Disclaimer: This is sloppy math. Don’t take it too seriously.

In the previous post, I wrote about a way to generalize derivatives and integrals into one function. What happens if a number other than an integer is passed to that function?
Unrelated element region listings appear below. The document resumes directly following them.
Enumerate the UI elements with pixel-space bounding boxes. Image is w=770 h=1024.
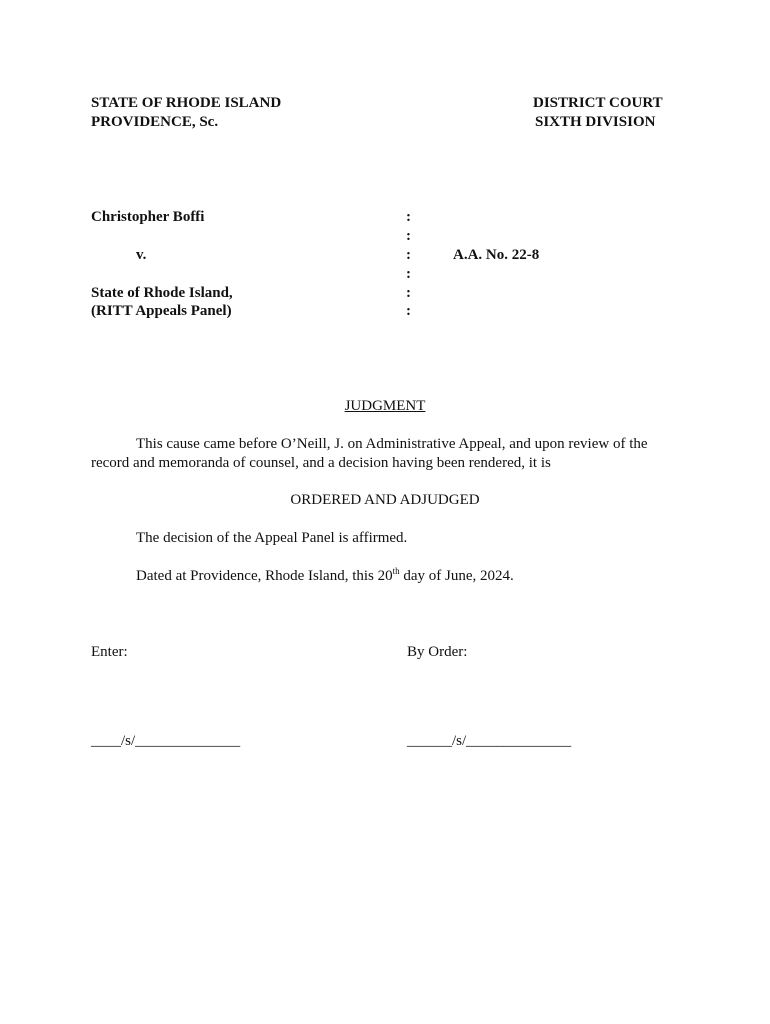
- state-heading: STATE OF RHODE ISLAND: [91, 95, 282, 111]
- by-order-signature-line: ______/s/______________: [407, 733, 572, 749]
- ordinal-suffix: th: [392, 566, 400, 576]
- plaintiff-name: Christopher Boffi: [91, 209, 205, 225]
- court-heading: DISTRICT COURT: [533, 95, 663, 111]
- caption-colon: :: [406, 228, 411, 244]
- body-paragraph-line-1: This cause came before O’Neill, J. on Administrative Appeal, and upon review of the: [136, 436, 648, 452]
- dated-prefix: Dated at Providence, Rhode Island, this 20: [136, 568, 393, 584]
- body-paragraph-line-2: record and memoranda of counsel, and a decision having been rendered, it is: [91, 455, 551, 471]
- defendant-subtitle: (RITT Appeals Panel): [91, 303, 232, 319]
- caption-colon: :: [406, 266, 411, 282]
- county-heading: PROVIDENCE, Sc.: [91, 114, 219, 130]
- caption-colon: :: [406, 285, 411, 301]
- defendant-name: State of Rhode Island,: [91, 285, 233, 301]
- enter-signature-line: ____/s/______________: [91, 733, 241, 749]
- caption-colon: :: [406, 209, 411, 225]
- caption-colon: :: [406, 247, 411, 263]
- ordered-heading: ORDERED AND ADJUDGED: [290, 492, 480, 508]
- division-heading: SIXTH DIVISION: [535, 114, 656, 130]
- case-number: A.A. No. 22-8: [453, 247, 540, 263]
- dated-suffix: day of June, 2024.: [399, 568, 514, 584]
- caption-colon: :: [406, 303, 411, 319]
- enter-label: Enter:: [91, 644, 128, 660]
- versus-label: v.: [136, 247, 147, 263]
- decision-statement: The decision of the Appeal Panel is affirmed.: [136, 530, 408, 546]
- by-order-label: By Order:: [407, 644, 468, 660]
- dated-line: [136, 566, 514, 586]
- judgment-title: JUDGMENT: [344, 398, 426, 414]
Here is the generalization from the last post:

$\frac{\partial^n}{\partial x^n} x^k = \frac{k!}{(k-n)!} x^{k-n}$

Set k = 2 and n = 1/2:

$\frac{\sqrt{\partial}}{\sqrt{\partial x}} x^2 = \frac{2!}{(2-\frac{1}{2})!} x^{2-\frac{1}{2}} = \frac{2!}{1.5!} x^{1.5}$

Now there’s a problem. Since a! is only defined for integers 0 or greater, a different way of calculating factorials is needed. Luckily, there exists a Gamma function defined for all real and complex numbers such that:

$\Gamma(n+1) = n!$

Substitute the Gamma function into the other equation and simplify:

$\frac{\sqrt{\partial}}{\sqrt{\partial x}} x^2 = \frac{2!}{1.5!} x^{1.5} = \frac{2}{\Gamma(1.5+1)} x^{1.5} = \frac{2}{\Gamma(2.5)} x^{1.5} = \frac{2}{(\frac{3 \sqrt{\pi}}{4})} x^{1.5}$ $= \frac{2}{1} (\frac{4}{3 \sqrt{\pi}}) x^{1.5} = \frac{8}{3 \sqrt{\pi}} x^{1.5} = \frac{8 \sqrt{\pi}}{3 \pi} x^{1.5} \approx 1.505 x^{1.5}$

So, the half derivative of $$x^2$$ is approximately equal to $$1.505 x^{1.5}$$.

This can be used for ‘fractional integration’ as well, if a negative number is used for n.